The ongoing absence of a new contract to replace the one that expired at the end 2018 created uncertainty for Canadian and US Midwest shippers, as reflected by a 19-day series of strike last summer as well as the most recent action, reports IHS Media.
Federal arbitration of a new multiyear contract - if not stymied by a threatened union lawsuit - would help Canada's second-largest port shield itself from growing competition from eastern US and Canadian ports and begin to repair its damaged reputation with shippers.
'This new turning point lets the Port of Montreal regain stability and the capability to fulfil its strategic role as a public service without long-term interruptions,' Martin Imbleau, president and CEO at the Montreal Port Authority (MPA) said in a statement.
The port said it will take several days to restore normal cargo flow through the port as marine terminal operators handle 10 vessels, accounting for nearly 20,000 TEU, over the coming days. Shippers should expect delays in the coming weeks, the MPA said.

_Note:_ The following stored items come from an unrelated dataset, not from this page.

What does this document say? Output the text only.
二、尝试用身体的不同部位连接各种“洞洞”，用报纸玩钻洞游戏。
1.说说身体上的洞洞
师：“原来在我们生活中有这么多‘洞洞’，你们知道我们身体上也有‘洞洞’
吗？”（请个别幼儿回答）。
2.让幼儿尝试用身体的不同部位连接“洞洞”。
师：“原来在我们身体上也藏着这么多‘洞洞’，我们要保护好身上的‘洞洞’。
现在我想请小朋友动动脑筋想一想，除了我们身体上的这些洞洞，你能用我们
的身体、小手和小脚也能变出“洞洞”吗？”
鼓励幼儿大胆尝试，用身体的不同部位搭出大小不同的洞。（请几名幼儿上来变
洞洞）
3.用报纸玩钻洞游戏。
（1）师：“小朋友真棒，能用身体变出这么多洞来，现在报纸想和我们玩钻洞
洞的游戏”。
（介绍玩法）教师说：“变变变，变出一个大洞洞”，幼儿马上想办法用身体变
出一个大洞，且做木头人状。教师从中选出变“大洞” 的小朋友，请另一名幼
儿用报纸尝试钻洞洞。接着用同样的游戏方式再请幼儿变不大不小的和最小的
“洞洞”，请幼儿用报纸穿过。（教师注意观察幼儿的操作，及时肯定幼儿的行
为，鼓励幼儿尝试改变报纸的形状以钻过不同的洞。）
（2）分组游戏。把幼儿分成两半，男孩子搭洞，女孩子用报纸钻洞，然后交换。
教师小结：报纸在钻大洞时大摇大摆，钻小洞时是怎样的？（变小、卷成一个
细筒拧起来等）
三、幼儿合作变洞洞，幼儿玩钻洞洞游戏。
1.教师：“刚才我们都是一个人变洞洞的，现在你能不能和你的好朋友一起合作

But the reputational impact to Montreal will take longer to fix. Major shippers were following the developments closely, and in justifying its move on April 10 to cut overtime and weekend shifts, the Maritime Employers Association said tonnage at the port in March fell 10 per cent year over year due to diversions.
The back-to-work legislation was a defeat for labour which sought higher pay, more flexible work schedules, and greater control of hiring. Arguing that the back-to-work legislation violates its constitutional right to a fair bargaining process, the Canadian Union of Public Employees (CUPE) said it would challenge the law in court.
In a statement, Labour Minister Filomena Tassi said a mediator would be named in the coming days to bring both sides to the table, and that the current law doesn't allow any work stoppages.